DESCRIPTION A DEVICE THAT PRODUCES OXYGEN AND METHOD OF WORKING This invention is a device that produces oxygen and provides clean air, and the working method of the device. Decreased natural oxygen resources (forests, green areas, etc.), oxygen production makes its need critical for all living things and seeks alternatives for it. going. In the current situation, ventilation and fresh air especially in rising buildings its need is gaining more and more importance. Plants are a temporary solution for daytime but when the sunlight disappears; Like humans, plants also emit carbon dioxide. is starting to produce. Especially in rising buildings, constantly opening windows and Ventilation is not always possible.

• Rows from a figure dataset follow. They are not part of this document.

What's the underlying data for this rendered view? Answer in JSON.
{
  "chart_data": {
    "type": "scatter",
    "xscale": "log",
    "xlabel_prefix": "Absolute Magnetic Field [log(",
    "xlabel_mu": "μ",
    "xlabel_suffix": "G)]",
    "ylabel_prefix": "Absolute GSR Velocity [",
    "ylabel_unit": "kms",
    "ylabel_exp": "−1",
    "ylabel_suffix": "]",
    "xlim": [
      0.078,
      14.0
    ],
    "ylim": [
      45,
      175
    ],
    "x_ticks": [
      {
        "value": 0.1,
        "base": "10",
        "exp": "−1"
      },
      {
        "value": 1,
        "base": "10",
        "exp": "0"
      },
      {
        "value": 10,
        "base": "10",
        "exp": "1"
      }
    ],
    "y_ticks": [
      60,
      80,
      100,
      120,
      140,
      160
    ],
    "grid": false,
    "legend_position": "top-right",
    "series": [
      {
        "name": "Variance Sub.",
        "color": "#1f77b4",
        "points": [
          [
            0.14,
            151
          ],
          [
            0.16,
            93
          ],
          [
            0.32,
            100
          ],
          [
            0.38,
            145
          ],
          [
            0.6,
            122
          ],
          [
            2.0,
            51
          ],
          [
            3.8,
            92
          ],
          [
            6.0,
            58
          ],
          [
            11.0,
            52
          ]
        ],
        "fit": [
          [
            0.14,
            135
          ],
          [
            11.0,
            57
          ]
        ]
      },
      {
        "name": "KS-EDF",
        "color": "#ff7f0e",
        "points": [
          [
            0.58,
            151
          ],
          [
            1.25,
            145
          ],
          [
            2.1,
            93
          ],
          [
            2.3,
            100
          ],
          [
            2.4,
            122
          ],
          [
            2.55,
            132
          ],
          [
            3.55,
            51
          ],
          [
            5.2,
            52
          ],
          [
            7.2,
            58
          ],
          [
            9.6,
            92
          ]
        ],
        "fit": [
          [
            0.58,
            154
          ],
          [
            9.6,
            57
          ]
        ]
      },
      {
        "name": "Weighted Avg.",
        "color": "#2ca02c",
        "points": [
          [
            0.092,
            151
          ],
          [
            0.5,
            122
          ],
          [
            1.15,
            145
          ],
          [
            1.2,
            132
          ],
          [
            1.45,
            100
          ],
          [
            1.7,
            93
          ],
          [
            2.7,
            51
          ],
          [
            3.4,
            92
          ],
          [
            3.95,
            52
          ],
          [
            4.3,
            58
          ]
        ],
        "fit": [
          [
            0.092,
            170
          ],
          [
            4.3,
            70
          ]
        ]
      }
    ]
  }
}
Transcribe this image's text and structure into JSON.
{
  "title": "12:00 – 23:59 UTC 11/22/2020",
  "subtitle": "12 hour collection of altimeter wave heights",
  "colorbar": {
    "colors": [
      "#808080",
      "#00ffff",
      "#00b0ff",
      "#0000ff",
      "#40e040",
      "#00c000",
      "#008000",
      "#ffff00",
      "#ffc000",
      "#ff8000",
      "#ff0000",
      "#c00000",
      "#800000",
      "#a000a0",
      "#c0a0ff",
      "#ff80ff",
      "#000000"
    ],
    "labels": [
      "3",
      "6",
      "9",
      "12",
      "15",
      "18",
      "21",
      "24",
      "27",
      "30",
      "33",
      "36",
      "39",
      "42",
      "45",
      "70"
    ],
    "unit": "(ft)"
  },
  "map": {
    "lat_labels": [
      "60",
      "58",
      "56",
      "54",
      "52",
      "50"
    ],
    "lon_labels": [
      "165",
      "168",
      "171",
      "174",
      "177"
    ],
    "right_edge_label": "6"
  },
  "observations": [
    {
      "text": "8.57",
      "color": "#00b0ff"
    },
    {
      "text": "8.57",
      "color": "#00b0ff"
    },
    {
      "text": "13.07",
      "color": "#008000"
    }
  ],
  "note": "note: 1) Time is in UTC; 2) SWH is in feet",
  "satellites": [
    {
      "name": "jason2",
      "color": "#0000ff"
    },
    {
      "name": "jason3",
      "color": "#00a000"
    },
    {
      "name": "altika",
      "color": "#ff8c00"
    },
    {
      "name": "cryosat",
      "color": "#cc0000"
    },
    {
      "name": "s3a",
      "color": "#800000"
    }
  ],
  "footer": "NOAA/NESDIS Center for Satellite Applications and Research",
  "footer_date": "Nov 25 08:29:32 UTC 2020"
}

The amount of oxygen in the environment directly affects the metabolic rate of people and it causes weakness, fatigue and exhaustion in people. The amount of oxygen in the room ensuring that it does not go below a certain level, as well as carbon dioxide formed in the environment. Reducing the amount makes the human metabolism much more lively and vigorous.

Today, a photocatalytic system using light, known as an artificial photosynthesis module, Inodules that can produce energy with reactions and devices containing these modules are used.

However, these devices use Oxygen formed as a result of photocatalytic reactions. It does not decompose and only obtains gases with high energy value such as methane, ethane, hydrogen. they ensure. In its application, a module that performs artificial photosynthesis using an electrolyte solution and light and a device comprising this module is described.

The aim of the invention is to increase the oxygen level in the environment and to provide a high oxygen level to the environment. is to implement a device that allows air to be supplied.

The oxygen generating device, which is the subject of the invention, includes an air inlet opening. the weather in question From the inlet opening, the air with a high carbon dioxide concentration in the environment enters the device body. is taken.

The oxygen generating device of the invention consists of a chamber containing an electrolyte solution. includes. CO2 taken from the air inlet opening is taken into the chamber by a COz filter.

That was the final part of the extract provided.